Opublikowano:
ANGLIA.today
Silne turbulencje doprowadziły do obrażeń u 6 pasażerów
Wypadek na pokładzie Thai Airways dowodzi, czemu lepiej nie rozpinać pasów bezpieczeństwa

Turbulencje, w które wpadł samolot Thai Airways lecący w piątek do Singapuru poskutkowały uszkodzeniami ciała aż 6 pasażerów, którzy trafili do szpitala. Najpoważniej ranni zostali ci, którzy nie mieli zapiętych pasów bezpieczeństwa.
Jedna z pasażerek, Sarah Jayne Edwards, relacjonuje, że wstrząsy były tak mocne, że z przerażenia zaczęła pisać list pożegnalny do męża. Dodaje też, że kilka osób krwawiło.
Jej wersję potwierdza rzecznik linii lotniczych, który dodaje że obrażenia odnieśli pasażerowie, którzy w momencie wstrząsu nie mieli zapiętych pasów, więc zostali "podrzuceni" na siedzeniach i w większości porozbijali sobie głowy o podsufitkę lub fotel.
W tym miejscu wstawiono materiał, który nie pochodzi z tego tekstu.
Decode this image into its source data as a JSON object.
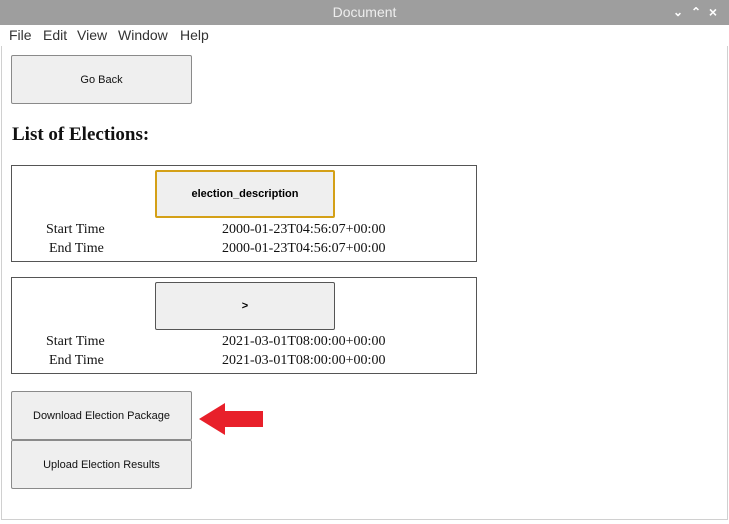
{
  "window": {
    "title": "Document",
    "controls": [
      "⌄",
      "⌃",
      "×"
    ]
  },
  "menu": [
    "File",
    "Edit",
    "View",
    "Window",
    "Help"
  ],
  "go_back_label": "Go Back",
  "heading": "List of Elections:",
  "elections": [
    {
      "button_label": "election_description",
      "focused": true,
      "start_label": "Start Time",
      "start_value": "2000-01-23T04:56:07+00:00",
      "end_label": "End Time",
      "end_value": "2000-01-23T04:56:07+00:00"
    },
    {
      "button_label": ">",
      "focused": false,
      "start_label": "Start Time",
      "start_value": "2021-03-01T08:00:00+00:00",
      "end_label": "End Time",
      "end_value": "2021-03-01T08:00:00+00:00"
    }
  ],
  "actions": {
    "download_label": "Download Election Package",
    "upload_label": "Upload Election Results"
  },
  "colors": {
    "annotation_arrow": "#e8202a",
    "focus_border": "#d4a017"
  }
}
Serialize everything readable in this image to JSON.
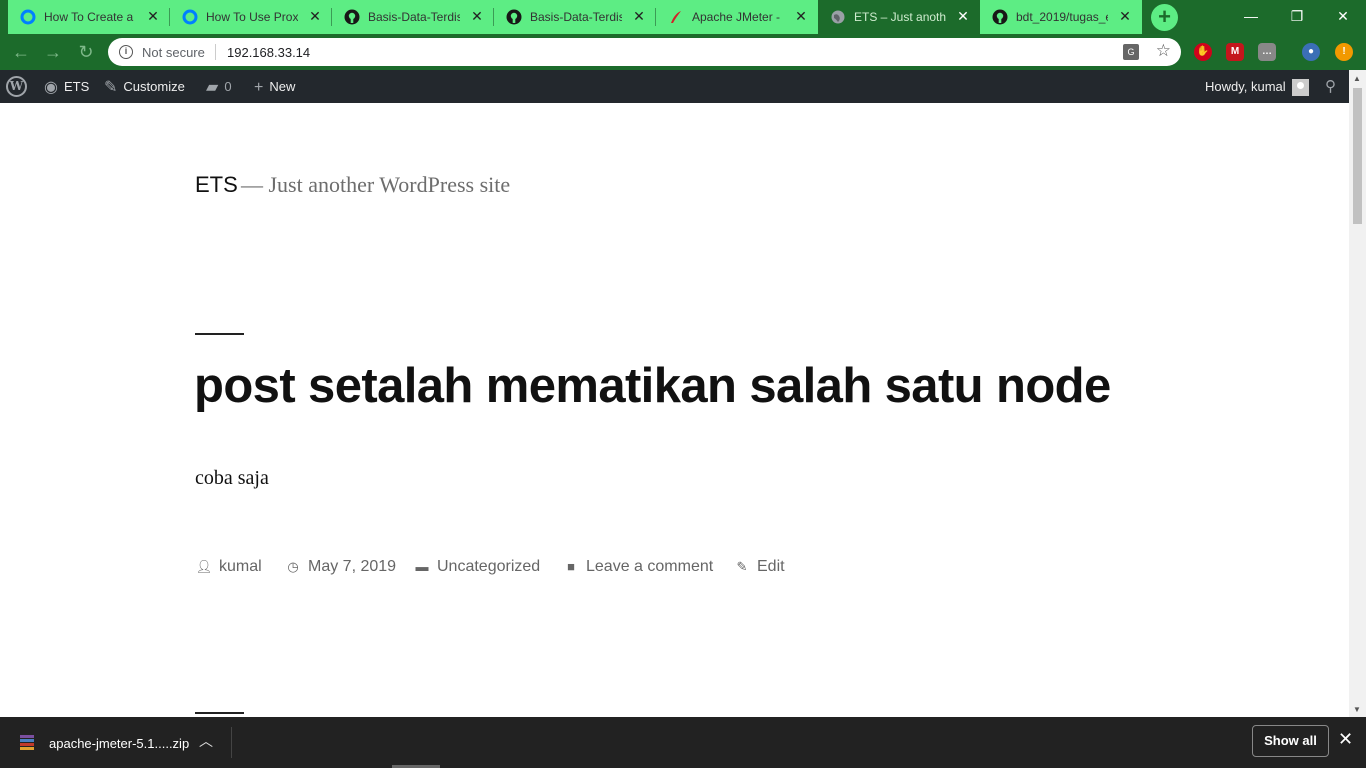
{
  "browser": {
    "tabs": [
      {
        "title": "How To Create a N",
        "icon": "digitalocean-icon",
        "active": false
      },
      {
        "title": "How To Use Proxy",
        "icon": "digitalocean-icon",
        "active": false
      },
      {
        "title": "Basis-Data-Terdist",
        "icon": "github-icon",
        "active": false
      },
      {
        "title": "Basis-Data-Terdist",
        "icon": "github-icon",
        "active": false
      },
      {
        "title": "Apache JMeter - D",
        "icon": "jmeter-feather-icon",
        "active": false
      },
      {
        "title": "ETS – Just another",
        "icon": "globe-icon",
        "active": true
      },
      {
        "title": "bdt_2019/tugas_et",
        "icon": "github-icon",
        "active": false
      }
    ],
    "address": {
      "security_label": "Not secure",
      "url": "192.168.33.14"
    }
  },
  "adminbar": {
    "site_name": "ETS",
    "customize": "Customize",
    "comments_count": "0",
    "new_label": "New",
    "greeting": "Howdy, kumal"
  },
  "site": {
    "title": "ETS",
    "separator": "—",
    "description": "Just another WordPress site"
  },
  "post": {
    "title": "post setalah mematikan salah satu node",
    "body": "coba saja",
    "meta": {
      "author": "kumal",
      "date": "May 7, 2019",
      "category": "Uncategorized",
      "comment_link": "Leave a comment",
      "edit_link": "Edit"
    }
  },
  "downloads": {
    "file_name": "apache-jmeter-5.1.....zip",
    "show_all": "Show all"
  },
  "colors": {
    "tab_bg": "#5ded84",
    "chrome_bg": "#1c6b2b",
    "adminbar_bg": "#23282d"
  }
}
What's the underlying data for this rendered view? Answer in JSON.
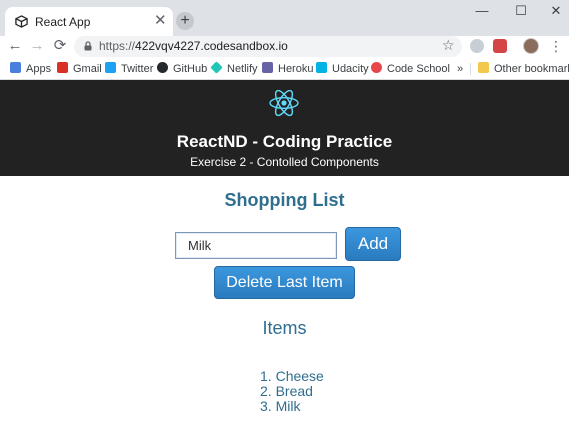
{
  "browser": {
    "tab_title": "React App",
    "tab_close_glyph": "✕",
    "new_tab_glyph": "+",
    "window_controls": {
      "minimize": "—",
      "maximize": "☐",
      "close": "✕"
    },
    "nav": {
      "back": "←",
      "forward": "→",
      "reload": "⟳"
    },
    "url_scheme": "https://",
    "url_host": "422vqv4227.codesandbox.io",
    "bookmark_star_glyph": "☆",
    "menu_glyph": "⋮",
    "bookmarks": [
      {
        "label": "Apps",
        "icon": "apps-grid-icon",
        "color": "#4a7fe0"
      },
      {
        "label": "Gmail",
        "icon": "gmail-icon",
        "color": "#d93025"
      },
      {
        "label": "Twitter",
        "icon": "twitter-icon",
        "color": "#1da1f2"
      },
      {
        "label": "GitHub",
        "icon": "github-icon",
        "color": "#24292e"
      },
      {
        "label": "Netlify",
        "icon": "netlify-icon",
        "color": "#20c6b7"
      },
      {
        "label": "Heroku",
        "icon": "heroku-icon",
        "color": "#6762a6"
      },
      {
        "label": "Udacity",
        "icon": "udacity-icon",
        "color": "#02b3e4"
      },
      {
        "label": "Code School",
        "icon": "code-school-icon",
        "color": "#e8464b"
      }
    ],
    "bookmarks_overflow_glyph": "»",
    "other_bookmarks": {
      "label": "Other bookmarks",
      "icon": "folder-icon",
      "color": "#f2c94c"
    }
  },
  "header": {
    "title": "ReactND - Coding Practice",
    "subtitle": "Exercise 2 - Contolled Components",
    "background_color": "#222222",
    "logo_color": "#61dafb"
  },
  "main": {
    "heading": "Shopping List",
    "input_value": "Milk",
    "add_button_label": "Add",
    "delete_button_label": "Delete Last Item",
    "items_heading": "Items",
    "items": [
      "Cheese",
      "Bread",
      "Milk"
    ],
    "accent_color": "#2f6e8f",
    "button_color": "#2f86cf"
  }
}
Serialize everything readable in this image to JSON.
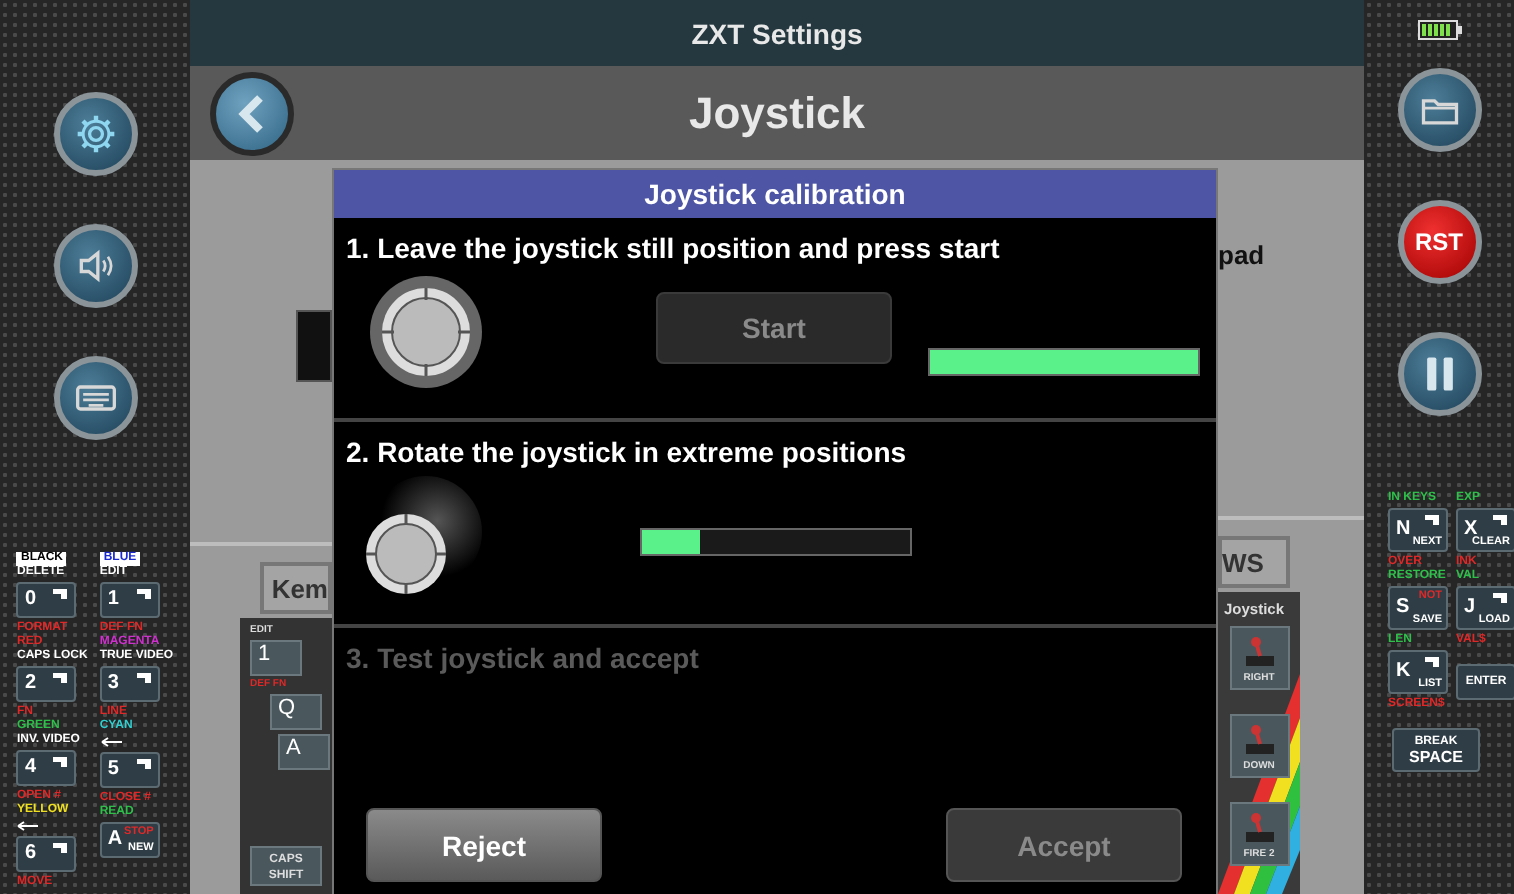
{
  "status_bar": {
    "title": "ZXT Settings"
  },
  "header": {
    "title": "Joystick"
  },
  "reset_button": {
    "label": "RST"
  },
  "keyboard_left": {
    "columns": [
      [
        {
          "kind": "tag",
          "text": "BLACK",
          "color": "#000000"
        },
        {
          "kind": "label",
          "text": "DELETE",
          "color": "#ffffff"
        },
        {
          "kind": "key",
          "key": "0"
        },
        {
          "kind": "label",
          "text": "FORMAT",
          "color": "#e02828"
        },
        {
          "kind": "label",
          "text": "RED",
          "color": "#e02828"
        },
        {
          "kind": "label",
          "text": "CAPS LOCK",
          "color": "#ffffff"
        },
        {
          "kind": "key",
          "key": "2"
        },
        {
          "kind": "label",
          "text": "FN",
          "color": "#e02828"
        },
        {
          "kind": "label",
          "text": "GREEN",
          "color": "#2ec04a"
        },
        {
          "kind": "label",
          "text": "INV. VIDEO",
          "color": "#ffffff"
        },
        {
          "kind": "key",
          "key": "4"
        },
        {
          "kind": "label",
          "text": "OPEN #",
          "color": "#e02828"
        },
        {
          "kind": "label",
          "text": "YELLOW",
          "color": "#f0e020"
        },
        {
          "kind": "arrow"
        },
        {
          "kind": "key",
          "key": "6"
        },
        {
          "kind": "label",
          "text": "MOVE",
          "color": "#e02828"
        }
      ],
      [
        {
          "kind": "tag",
          "text": "BLUE",
          "color": "#1a2ad0"
        },
        {
          "kind": "label",
          "text": "EDIT",
          "color": "#ffffff"
        },
        {
          "kind": "key",
          "key": "1"
        },
        {
          "kind": "label",
          "text": "DEF FN",
          "color": "#e02828"
        },
        {
          "kind": "label",
          "text": "MAGENTA",
          "color": "#d030d0"
        },
        {
          "kind": "label",
          "text": "TRUE VIDEO",
          "color": "#ffffff"
        },
        {
          "kind": "key",
          "key": "3"
        },
        {
          "kind": "label",
          "text": "LINE",
          "color": "#e02828"
        },
        {
          "kind": "label",
          "text": "CYAN",
          "color": "#30d0d0"
        },
        {
          "kind": "arrow"
        },
        {
          "kind": "key",
          "key": "5"
        },
        {
          "kind": "label",
          "text": "CLOSE #",
          "color": "#e02828"
        },
        {
          "kind": "label",
          "text": "READ",
          "color": "#2ec04a"
        },
        {
          "kind": "key",
          "key": "A",
          "top": "STOP",
          "bottom": "NEW"
        }
      ]
    ]
  },
  "keyboard_right": {
    "columns": [
      [
        {
          "kind": "label",
          "text": "IN KEYS",
          "color": "#2ec04a"
        },
        {
          "kind": "key",
          "key": "N",
          "bottom": "NEXT"
        },
        {
          "kind": "label",
          "text": "OVER",
          "color": "#e02828"
        },
        {
          "kind": "label",
          "text": "RESTORE",
          "color": "#2ec04a"
        },
        {
          "kind": "key",
          "key": "S",
          "top": "NOT",
          "bottom": "SAVE"
        },
        {
          "kind": "label",
          "text": "LEN",
          "color": "#2ec04a"
        },
        {
          "kind": "key",
          "key": "K",
          "bottom": "LIST"
        },
        {
          "kind": "label",
          "text": "SCREEN$",
          "color": "#e02828"
        }
      ],
      [
        {
          "kind": "label",
          "text": "EXP",
          "color": "#2ec04a"
        },
        {
          "kind": "key",
          "key": "X",
          "bottom": "CLEAR"
        },
        {
          "kind": "label",
          "text": "INK",
          "color": "#e02828"
        },
        {
          "kind": "label",
          "text": "VAL",
          "color": "#2ec04a"
        },
        {
          "kind": "key",
          "key": "J",
          "bottom": "LOAD"
        },
        {
          "kind": "label",
          "text": "VAL$",
          "color": "#e02828"
        },
        {
          "kind": "wide",
          "key": "ENTER"
        }
      ]
    ],
    "space_key": {
      "top": "BREAK",
      "bottom": "SPACE"
    }
  },
  "settings_page": {
    "label_fragment": "pad",
    "left_field": "Kem",
    "right_field": "WS",
    "keyboard": [
      {
        "kind": "label",
        "text": "EDIT"
      },
      {
        "kind": "key",
        "text": "1"
      },
      {
        "kind": "label",
        "text": "DEF FN"
      },
      {
        "kind": "key",
        "text": "Q"
      },
      {
        "kind": "key",
        "text": "A"
      },
      {
        "kind": "wide",
        "text": "CAPS SHIFT"
      }
    ],
    "joystick_panel": {
      "title": "Joystick",
      "keys": [
        "RIGHT",
        "DOWN",
        "FIRE 2"
      ]
    }
  },
  "dialog": {
    "title": "Joystick calibration",
    "steps": [
      {
        "kind": "still",
        "text": "1. Leave the joystick still position and press start",
        "disabled": false,
        "start_button": {
          "label": "Start",
          "disabled": true
        },
        "level": 1
      },
      {
        "kind": "rotate",
        "text": "2. Rotate the joystick in extreme positions",
        "disabled": false,
        "level": 0.22
      },
      {
        "kind": "test",
        "text": "3. Test joystick and accept",
        "disabled": true
      }
    ],
    "buttons": [
      {
        "label": "Reject",
        "disabled": false
      },
      {
        "label": "Accept",
        "disabled": true
      }
    ]
  }
}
Rzecznik Thai Airways dodaje też, że choć takie wypadki siłą rzeczy się zdarzają, to bardzo serdecznie przeprasza pasażerów, a linie zapłaciły za wszystkie koszta opieki medycznej oraz powrotu do domu ze szpitala. Wszyscy pasażerowie mają się już dobrze i są bezpieczni.